Cosa spinge l'essere umano a scrutare l'abisso, lì dove regna il buio e l'acqua? Scrive Gianluca Padovan che "chi fa speleologia, in realtà, sogna. Sogna e custodisce in sé un sogno".

La paura dell'oscura minaccia si trasforma in desiderio, ricerca di qualcosa di miracoloso, qualcosa al confine tra il mondo conosciuto, chiaro, solare e quello onirico, oscuro, lunare. E così l'esplorazione diviene avventura, viaggio d'iniziazione nelle viscere della terra, ricerca di qualcuno o qualcosa che sfugge sempre, differita e per questo infinita. L'incontro presuppone sempre un reincontro.
La Sfinge della Valganna con le sue porte che si chiudevano dall'interno e non dall'esterno simile alle case sotterranee armene descritte da Senofonte, il Collettore ovvero la galleria delle gallerie, la Cueva de los Tayos, l'incontro con l'ignoto, le grotte della Valle Argentina in Liguria dove l'utopia lascia il posto agli orrori della storia umana non sveleranno mai il mistero ma lasceranno tracce, "segni", sussurri. E il sogno diviene veicolo privilegiato di ascolto, lettura, scoperta.

Lo speleologo come pioniere dell'oscurità è un guerriero che si contrappone ai conquistadores della luce, a chi spera di irreggimentare, ingabbiare, omologare, sfruttare, a chi sogna "alveari" di calcestruzzo che si ergono verso il cielo e trasforma l'acqua in oro e le randellate in aiuti umanitari.

Nel sottosuolo di Gianluca Padovan ci imbattiamo in città segrete, esseri dalla pelle squamosa, demoni attaccati agli oggetti dei defunti, spifferi di speranza, fessure che nascondono abissi senza fondo, labirinti da cui sembra assurdo sfuggire.
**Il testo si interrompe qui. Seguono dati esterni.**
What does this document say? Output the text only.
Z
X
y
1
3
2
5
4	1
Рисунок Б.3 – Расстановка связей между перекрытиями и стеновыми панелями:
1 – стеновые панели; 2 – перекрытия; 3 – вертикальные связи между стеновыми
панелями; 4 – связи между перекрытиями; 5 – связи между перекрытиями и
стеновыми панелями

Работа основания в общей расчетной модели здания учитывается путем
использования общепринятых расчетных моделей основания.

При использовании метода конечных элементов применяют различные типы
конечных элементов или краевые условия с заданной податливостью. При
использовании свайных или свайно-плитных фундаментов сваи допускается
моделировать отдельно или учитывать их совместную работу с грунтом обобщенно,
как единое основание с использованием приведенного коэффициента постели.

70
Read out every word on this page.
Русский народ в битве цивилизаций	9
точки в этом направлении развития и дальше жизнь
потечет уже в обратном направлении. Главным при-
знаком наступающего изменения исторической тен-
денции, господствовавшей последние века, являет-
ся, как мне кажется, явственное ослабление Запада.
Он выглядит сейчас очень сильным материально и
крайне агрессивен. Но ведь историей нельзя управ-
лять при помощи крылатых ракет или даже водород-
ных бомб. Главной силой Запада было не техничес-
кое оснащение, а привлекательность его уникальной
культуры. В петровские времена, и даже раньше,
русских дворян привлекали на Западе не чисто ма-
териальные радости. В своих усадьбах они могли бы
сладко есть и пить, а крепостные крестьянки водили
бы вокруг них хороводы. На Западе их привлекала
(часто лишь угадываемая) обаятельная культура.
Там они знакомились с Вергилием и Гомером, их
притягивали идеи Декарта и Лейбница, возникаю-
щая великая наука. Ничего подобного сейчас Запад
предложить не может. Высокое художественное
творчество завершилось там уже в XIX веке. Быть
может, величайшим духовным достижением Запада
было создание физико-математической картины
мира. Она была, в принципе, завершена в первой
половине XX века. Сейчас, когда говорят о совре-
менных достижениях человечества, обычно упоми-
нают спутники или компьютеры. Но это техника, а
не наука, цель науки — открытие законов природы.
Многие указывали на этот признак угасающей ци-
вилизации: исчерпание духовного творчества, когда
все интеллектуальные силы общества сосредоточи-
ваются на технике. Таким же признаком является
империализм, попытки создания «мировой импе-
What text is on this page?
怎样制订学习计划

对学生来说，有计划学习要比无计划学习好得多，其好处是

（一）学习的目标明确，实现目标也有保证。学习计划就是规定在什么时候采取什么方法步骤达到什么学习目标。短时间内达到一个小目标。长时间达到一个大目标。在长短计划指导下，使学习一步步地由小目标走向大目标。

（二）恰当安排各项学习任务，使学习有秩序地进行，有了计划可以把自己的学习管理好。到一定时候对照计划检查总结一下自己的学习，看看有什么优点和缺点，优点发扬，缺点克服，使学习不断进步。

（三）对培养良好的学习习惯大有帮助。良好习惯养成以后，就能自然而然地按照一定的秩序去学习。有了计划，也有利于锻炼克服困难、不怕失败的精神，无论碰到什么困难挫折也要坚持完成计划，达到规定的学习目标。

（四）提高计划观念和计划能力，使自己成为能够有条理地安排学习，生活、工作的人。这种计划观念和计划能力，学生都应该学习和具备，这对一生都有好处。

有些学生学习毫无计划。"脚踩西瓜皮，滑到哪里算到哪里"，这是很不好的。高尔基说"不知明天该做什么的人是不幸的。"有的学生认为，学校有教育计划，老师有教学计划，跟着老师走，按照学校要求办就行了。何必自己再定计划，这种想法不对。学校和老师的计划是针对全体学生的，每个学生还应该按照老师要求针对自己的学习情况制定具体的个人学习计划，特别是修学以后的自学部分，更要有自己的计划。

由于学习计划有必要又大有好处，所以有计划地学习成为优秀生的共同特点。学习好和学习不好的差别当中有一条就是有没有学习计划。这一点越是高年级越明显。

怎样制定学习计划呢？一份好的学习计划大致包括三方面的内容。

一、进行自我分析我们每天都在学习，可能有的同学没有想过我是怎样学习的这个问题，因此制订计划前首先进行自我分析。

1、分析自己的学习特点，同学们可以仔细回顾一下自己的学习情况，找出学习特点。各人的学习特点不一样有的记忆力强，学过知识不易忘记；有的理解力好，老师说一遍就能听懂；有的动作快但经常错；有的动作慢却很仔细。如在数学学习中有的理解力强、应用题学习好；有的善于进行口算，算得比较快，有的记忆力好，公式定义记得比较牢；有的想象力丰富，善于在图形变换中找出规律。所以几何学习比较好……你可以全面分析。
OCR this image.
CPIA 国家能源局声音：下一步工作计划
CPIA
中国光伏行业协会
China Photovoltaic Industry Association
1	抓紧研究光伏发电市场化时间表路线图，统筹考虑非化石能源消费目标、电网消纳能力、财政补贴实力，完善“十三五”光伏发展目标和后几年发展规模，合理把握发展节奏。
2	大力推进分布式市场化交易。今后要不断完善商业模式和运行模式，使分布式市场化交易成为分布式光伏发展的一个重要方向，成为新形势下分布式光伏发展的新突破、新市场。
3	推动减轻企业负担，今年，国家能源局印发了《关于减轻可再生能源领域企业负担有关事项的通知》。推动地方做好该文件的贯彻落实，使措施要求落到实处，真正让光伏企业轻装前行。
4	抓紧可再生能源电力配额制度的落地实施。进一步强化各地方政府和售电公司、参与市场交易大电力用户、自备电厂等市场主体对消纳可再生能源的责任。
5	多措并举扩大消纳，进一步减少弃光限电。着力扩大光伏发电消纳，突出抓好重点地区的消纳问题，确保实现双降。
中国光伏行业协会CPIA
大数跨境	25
Si striscia, si scende, ci si incastra, si trattiene il respiro mentre le membra si torcono, le dita si aggrappano e si spinge ancora e ancora fino a quando il budello non diventa meandro, dall'oscurità all'oscurità, sempre più giù nel Regno dell'Acqua, nel Ventre del Drago, lì dove "ogni cosa può incontrare il suo opposto". La paura sarà la nostra compagna, ci farà portare a casa la pelle e decidere del nostro destino.

Buona lettura!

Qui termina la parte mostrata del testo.